Fifth Third Securities
How to Plan for Long Term Health Care

A yoga instructor in her late 20s helps a woman in her 50s with a yoga pose inside of a studio on a bright afternoon.

If you haven’t already made health care costs a priority item while preparing your retirement budget, the time to do so is now: According to a recently released 2017 Fidelity Investments study, a hypothetical couple both aged 65 can expect to pay an average of $275,000 in today’s dollars “to cover medical expenses throughout retirement”—a $15,000 increase over the same study’s 2016 estimate.1 Unfortunately, this number does not include the potential costs of long-term care, which Fidelity Investments pegged at an additional $130,000 back in 2016.2

The bottom line? Retiree health care costs continue to rise faster than the general rate of inflation. And those approaching retirement may find themselves at an increased risk of outliving their savings if they don’t plan for this reality.

Plan During Your Working Years

If you have access to a health savings account (HSA), consider funding it. Contributions are pre-tax and withdrawals to pay for qualified expenses—which encompass doctor visits, Medicare premiums, and premiums for long-term care insurance, among many other costs—are tax-free*.3

If possible, pay for out-of-pocket medical expenses from other sources while working and allow your HSA grow to cover medical costs in retirement. HSA balances can be carried over from year-to-year if not used and many accounts allow for investment options much like an IRA.

In order to fund an HSA, you must be covered by a high-deductible health insurance policy. (For 2017, this means a policy with a minimum deductible of $1,300 for an individual and $2,600 for a family.)

The 2017 HSA contribution limits for an HSA are $3,400 for an individual and $6,750 for a family. Those who are 55 or older by the end of the year can contribute an extra $1,000.4

Even if you do not have access to an HSA, be sure to factor health care costs into your retirement spending projections and to factor this need into your overall retirement savings and investing strategy.

Know Your Options

As you approach retirement it is critical that you understand the health insurance options available to you. For most of us this will be Medicare in some form. For others, however, there might be other options.

Employer-provided benefits Some companies and organizations offer a form of retiree medical coverage—a favorable rate on the plan you had while employed by them, for example, or a distinct insurance benefit. Often these are integrated with—and a supplement to—Medicare. Be sure to check in with your employer’s benefits department prior to retirement to learn what is available to you, what it will cover, and the associated costs.

For those employed by a private-sector employer, it is important to be aware that a number of large companies have canceled or reduced their retiree medical benefits in recent years. Keep up with the details of any coverage provided even after retirement to avoid any unpleasant surprises or gaps in coverage.

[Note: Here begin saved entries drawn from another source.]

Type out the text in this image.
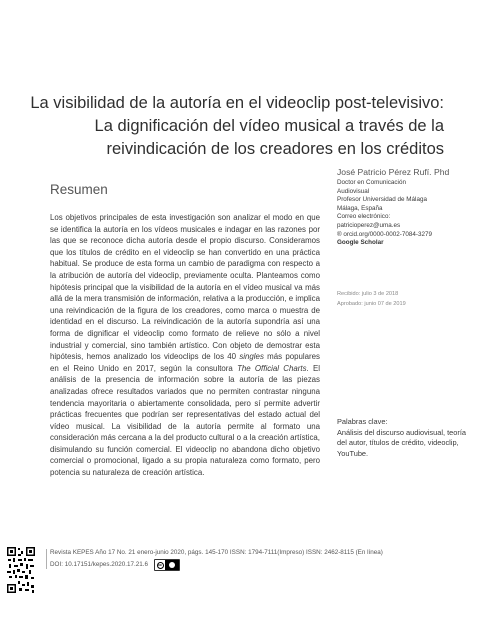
La visibilidad de la autoría en el videoclip post-televisivo:
La dignificación del vídeo musical a través de la
reivindicación de los creadores en los créditos
Resumen
Los objetivos principales de esta investigación son analizar el modo en que se identifica la autoría en los vídeos musicales e indagar en las razones por las que se reconoce dicha autoría desde el propio discurso. Consideramos que los títulos de crédito en el videoclip se han convertido en una práctica habitual. Se produce de esta forma un cambio de paradigma con respecto a la atribución de autoría del videoclip, previamente oculta. Planteamos como hipótesis principal que la visibilidad de la autoría en el vídeo musical va más allá de la mera transmisión de información, relativa a la producción, e implica una reivindicación de la figura de los creadores, como marca o muestra de identidad en el discurso. La reivindicación de la autoría supondría así una forma de dignificar el videoclip como formato de relieve no sólo a nivel industrial y comercial, sino también artístico. Con objeto de demostrar esta hipótesis, hemos analizado los videoclips de los 40 singles más populares en el Reino Unido en 2017, según la consultora The Official Charts. El análisis de la presencia de información sobre la autoría de las piezas analizadas ofrece resultados variados que no permiten contrastar ninguna tendencia mayoritaria o abiertamente consolidada, pero sí permite advertir prácticas frecuentes que podrían ser representativas del estado actual del vídeo musical. La visibilidad de la autoría permite al formato una consideración más cercana a la del producto cultural o a la creación artística, disimulando su función comercial. El videoclip no abandona dicho objetivo comercial o promocional, ligado a su propia naturaleza como formato, pero potencia su naturaleza de creación artística.
José Patricio Pérez Rufí. Phd
Doctor en Comunicación
Audiovisual
Profesor Universidad de Málaga
Málaga, España
Correo electrónico:
patricioperez@uma.es
® orcid.org/0000-0002-7084-3279
Google Scholar
Recibido: julio 3 de 2018
Aprobado: junio 07 de 2019
Palabras clave:
Análisis del discurso audiovisual, teoría del autor, títulos de crédito, videoclip, YouTube.
Revista KEPES Año 17 No. 21 enero-junio 2020, págs. 145-170 ISSN: 1794-7111(Impreso) ISSN: 2462-8115 (En línea)
DOI: 10.17151/kepes.2020.17.21.6	cc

Spousal coverage If you are retiring but your spouse still works and is covered by their employer’s health insurance, he or she adding you as a dependent might allow you to save a bit of money for a few years while potentially providing better coverage than Medicare or other options. The key, as with employer-provided benefits, is to do your due diligence and research the details of the plans available to you beforehand.

Medicare requires that you enroll within a set time frame once you are eligible or face penalties that can permanently increase the cost of your coverage. Take note of these deadlines and make every effort to adhere to them. Beyond basic Medicare (Parts A and B), there is a requirement that you obtain drug coverage as well.

If you are covered under a spouse’s plan or are still working at age 65 you can delay signing up for Medicare in most cases—though it still might be advantageous to enroll.

Long-Term Care

Long-term care needs—nursing home care or home health care—can be a huge financial burden in retirement. A sobering 2016 study by Genworth Financial notes the rising price tag of these services, including5:

  • Private nursing home care $7,698 per month
  • Semi-private room in a nursing home $6,844 per month
  • In-home care service at $3,861 per week (assumes 44 hours per week)

While these figures are medians and can range widely across the country, it is clear the cost of this care has the potential to rapidly eat away at your retirement nest egg.

Whether you seek out long-term care insurance or choose to self-insure against these costs, pre-planning in this area is key.

Medicaid Options

Medicaid is a state-run program with an element of federal funding. Though typically regarded as a safety net for those in poverty, it can nonetheless impact those in the middle class as well—most notably when it comes to long-term care costs not typically covered by Medicare. In fact, current Medicaid formulas coverage for long-term care expenses can extend to those well above the poverty level. Some 60% of all nursing home residents are covered by Medicaid, which also covers about 40% of all costs for long-term care services.6 Because of this, it is worth keeping track of the ongoing health care and Medicaid funding debates, as well as any subsequent coverage policy changes legislated in its wake.


Health care is one of the most significant expenses retirees will face, and factoring these rising costs into your retirement planning could very well prove vital to both your health and your finances. A knowledgeable financial professional well-versed on this topic can be an asset to you as you attempt to navigate these complex issues en route the comfortable retirement you have worked so hard and saved so diligently to enjoy.